3. D'autre part, aux termes de l'article R. 431-12 du code de l'entrée et du séjour des étrangers et du droit d'asile, " L'étranger admis à souscrire une demande de délivrance ou de renouvellement de titre de séjour se voit remettre un récépissé qui autorise sa présence sur le territoire pour la durée qu'il précise ", de l'article R. 431-10 de ce code, " L'étranger qui demande la délivrance ou le renouvellement d'un titre de séjour présente à l'appui de sa demande : / 1° Les documents justifiant de son état civil ; / 2° Les documents justifiant de sa nationalité ; / 3° Les documents justifiant de l'état civil et de la nationalité de son conjoint, de ses enfants et de ses parents lorsqu'il sollicite la délivrance ou le renouvellement d'un titre de séjour pour motif familial. / La délivrance du premier récépissé et l'intervention de la décision relative au titre de séjour sollicité sont subordonnées à la production de ces documents. / () " et de l'article R. 431-11 du même code : " L'étranger qui sollicite la délivrance d'un titre de séjour présente à l'appui de sa demande les pièces justificatives dont la liste est fixée par arrêté annexé au présent code ". Il résulte de ces dispositions que l'étranger qui sollicite le renouvellement de son titre de séjour a le droit, s'il a déposé un dossier complet, d'obtenir un récépissé de sa demande qui vaut autorisation provisoire de séjour. En dehors du cas d'une demande à caractère abusif ou dilatoire, l'autorité administrative chargée d'instruire une demande de titre de séjour ne peut refuser de l'enregistrer, et de délivrer le récépissé correspondant, que si le dossier présenté à l'appui de cette demande est incomplet. Un doute quant au caractère authentique du document justifiant de l'état civil et de la nationalité du demandeur ne peut conduire le préfet à considérer que le dossier est incomplet. En outre, le refus d'enregistrer une demande tendant à l'octroi d'un titre de séjour, à l'appui de laquelle est présenté un dossier incomplet, ne constitue pas une décision faisant grief susceptible d'être déférée au juge de l'excès de pouvoir, sauf à ce que le requérant justifie du caractère complet du dossier déposé auprès des services préfectoraux.

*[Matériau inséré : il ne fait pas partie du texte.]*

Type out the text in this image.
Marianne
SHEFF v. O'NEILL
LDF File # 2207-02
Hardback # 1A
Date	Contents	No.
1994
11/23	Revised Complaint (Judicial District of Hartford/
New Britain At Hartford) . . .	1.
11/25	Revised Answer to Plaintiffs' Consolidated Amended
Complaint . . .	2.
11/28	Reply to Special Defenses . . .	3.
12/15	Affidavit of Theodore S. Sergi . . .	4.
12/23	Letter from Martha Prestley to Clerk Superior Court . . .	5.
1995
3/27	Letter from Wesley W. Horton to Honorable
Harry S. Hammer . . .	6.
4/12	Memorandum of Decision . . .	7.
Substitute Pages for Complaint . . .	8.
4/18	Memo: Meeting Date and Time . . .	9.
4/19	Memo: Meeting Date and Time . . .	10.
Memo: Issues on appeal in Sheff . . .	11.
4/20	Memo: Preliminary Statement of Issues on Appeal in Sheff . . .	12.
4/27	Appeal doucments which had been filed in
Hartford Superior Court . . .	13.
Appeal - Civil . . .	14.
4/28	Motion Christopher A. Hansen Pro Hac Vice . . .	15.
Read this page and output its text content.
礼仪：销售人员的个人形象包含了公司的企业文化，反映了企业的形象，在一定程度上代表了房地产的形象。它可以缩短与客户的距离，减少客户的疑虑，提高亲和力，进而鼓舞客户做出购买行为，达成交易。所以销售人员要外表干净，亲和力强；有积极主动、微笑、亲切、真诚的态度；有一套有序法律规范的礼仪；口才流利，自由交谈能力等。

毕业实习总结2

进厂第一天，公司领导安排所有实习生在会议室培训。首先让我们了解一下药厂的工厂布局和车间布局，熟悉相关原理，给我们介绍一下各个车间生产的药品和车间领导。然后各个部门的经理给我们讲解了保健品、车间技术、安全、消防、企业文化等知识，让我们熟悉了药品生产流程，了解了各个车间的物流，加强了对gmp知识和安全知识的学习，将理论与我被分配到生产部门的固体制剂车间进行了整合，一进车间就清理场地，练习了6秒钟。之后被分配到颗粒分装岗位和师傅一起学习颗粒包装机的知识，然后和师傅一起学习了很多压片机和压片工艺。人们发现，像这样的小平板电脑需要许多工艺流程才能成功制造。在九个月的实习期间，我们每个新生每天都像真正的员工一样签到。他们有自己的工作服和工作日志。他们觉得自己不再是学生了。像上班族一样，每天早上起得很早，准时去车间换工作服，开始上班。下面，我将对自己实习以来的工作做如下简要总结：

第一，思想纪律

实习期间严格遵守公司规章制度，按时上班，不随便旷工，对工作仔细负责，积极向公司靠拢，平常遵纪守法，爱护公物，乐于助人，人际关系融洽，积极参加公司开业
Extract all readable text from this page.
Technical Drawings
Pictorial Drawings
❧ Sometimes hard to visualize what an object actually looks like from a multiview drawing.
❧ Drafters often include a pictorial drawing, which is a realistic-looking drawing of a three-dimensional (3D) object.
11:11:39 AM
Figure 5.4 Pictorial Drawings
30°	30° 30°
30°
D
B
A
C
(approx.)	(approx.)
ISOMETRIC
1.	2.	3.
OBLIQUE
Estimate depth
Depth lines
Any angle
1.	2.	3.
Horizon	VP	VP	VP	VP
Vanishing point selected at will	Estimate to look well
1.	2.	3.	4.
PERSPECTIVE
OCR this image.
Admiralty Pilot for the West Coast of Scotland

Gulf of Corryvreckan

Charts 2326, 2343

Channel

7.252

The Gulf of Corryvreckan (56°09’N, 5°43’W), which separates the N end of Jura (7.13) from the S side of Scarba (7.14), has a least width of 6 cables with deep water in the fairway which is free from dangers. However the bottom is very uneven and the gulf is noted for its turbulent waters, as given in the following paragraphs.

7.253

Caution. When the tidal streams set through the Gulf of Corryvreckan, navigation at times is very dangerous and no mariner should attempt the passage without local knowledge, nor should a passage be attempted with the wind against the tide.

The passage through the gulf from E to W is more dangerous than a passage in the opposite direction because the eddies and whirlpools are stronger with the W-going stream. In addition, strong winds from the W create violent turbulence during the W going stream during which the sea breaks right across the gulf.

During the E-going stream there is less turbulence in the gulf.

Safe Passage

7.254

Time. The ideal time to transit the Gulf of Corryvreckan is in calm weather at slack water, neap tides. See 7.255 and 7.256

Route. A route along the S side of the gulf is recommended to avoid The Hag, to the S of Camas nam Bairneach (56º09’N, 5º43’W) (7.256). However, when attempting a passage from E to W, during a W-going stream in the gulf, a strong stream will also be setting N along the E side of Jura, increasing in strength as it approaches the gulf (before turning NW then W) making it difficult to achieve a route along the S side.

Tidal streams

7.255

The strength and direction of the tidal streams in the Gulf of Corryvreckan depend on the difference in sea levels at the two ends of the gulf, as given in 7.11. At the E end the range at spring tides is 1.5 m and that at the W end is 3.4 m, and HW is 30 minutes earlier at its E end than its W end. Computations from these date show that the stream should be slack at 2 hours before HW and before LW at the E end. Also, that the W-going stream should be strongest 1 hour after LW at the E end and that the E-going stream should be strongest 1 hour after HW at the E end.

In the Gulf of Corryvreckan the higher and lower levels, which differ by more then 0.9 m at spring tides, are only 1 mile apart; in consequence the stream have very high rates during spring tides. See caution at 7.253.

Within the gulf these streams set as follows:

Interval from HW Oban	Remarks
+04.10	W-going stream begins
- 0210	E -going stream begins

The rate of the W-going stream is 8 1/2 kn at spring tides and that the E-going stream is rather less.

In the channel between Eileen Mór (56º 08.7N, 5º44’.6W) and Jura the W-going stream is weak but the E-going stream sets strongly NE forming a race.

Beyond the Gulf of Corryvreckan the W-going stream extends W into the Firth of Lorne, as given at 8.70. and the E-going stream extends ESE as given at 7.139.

4. En premier lieu, la décision implicite de refus de délivrance d'un récépissé découle nécessairement de la décision explicite du 25 avril 2022 classant sans suite la demande de renouvellement de titre de séjour présentée par M. B au motif que son dossier serait incomplet. Par suite, les conclusions à fin d'annulation contre le refus de délivrance d'un récépissé doivent être regardées comme dirigées également contre la décision de refus d'enregistrement de la demande du 25 avril 2022. Dès lors que la demande de première instance présentée par M. B a été enregistrée le 10 juin 2022 au greffe du tribunal administratif de Nancy, le préfet de Meurthe-et-Moselle n'est pas fondé à soutenir qu'elle serait tardive. Il en résulte que la fin de non-recevoir présentée à ce titre doit être écartée.
5. En second lieu, aux termes de l'article R. 432-1 du code de l'entrée et du séjour des étrangers et du droit d'asile, " Le silence gardé par l'autorité administrative sur les demandes de titres de séjour vaut décision implicite de rejet. " et de l'article R. 432-2 de ce même code, " La décision implicite de rejet mentionnée à l'article R. 432-1 naît au terme d'un délai de quatre mois. ". Il ressort des pièces du dossier et ce n'est pas contesté par le préfet, que M. B a adressé un courrier le 23 mai 2022 sollicitant le renouvellement de son titre de séjour auquel le préfet n'a opposé de manière explicite ni refus d'enregistrer la demande, ni refus de délivrer un titre de séjour. Il en résulte qu'une décision implicite de rejet de sa demande de titre de séjour est née à l'issue d'un délai de quatre mois à compter du dépôt de sa demande soit le 23 août 2022. Par suite, le préfet n'est pas fondé à soutenir que les conclusions dirigées contre la décision implicite de refus de titre de séjour opposée à M. B à la suite de sa demande du 23 mai 2022 sont irrecevables. Il en résulte que la fin de non-recevoir présentée à ce titre ne peut qu'être écartée.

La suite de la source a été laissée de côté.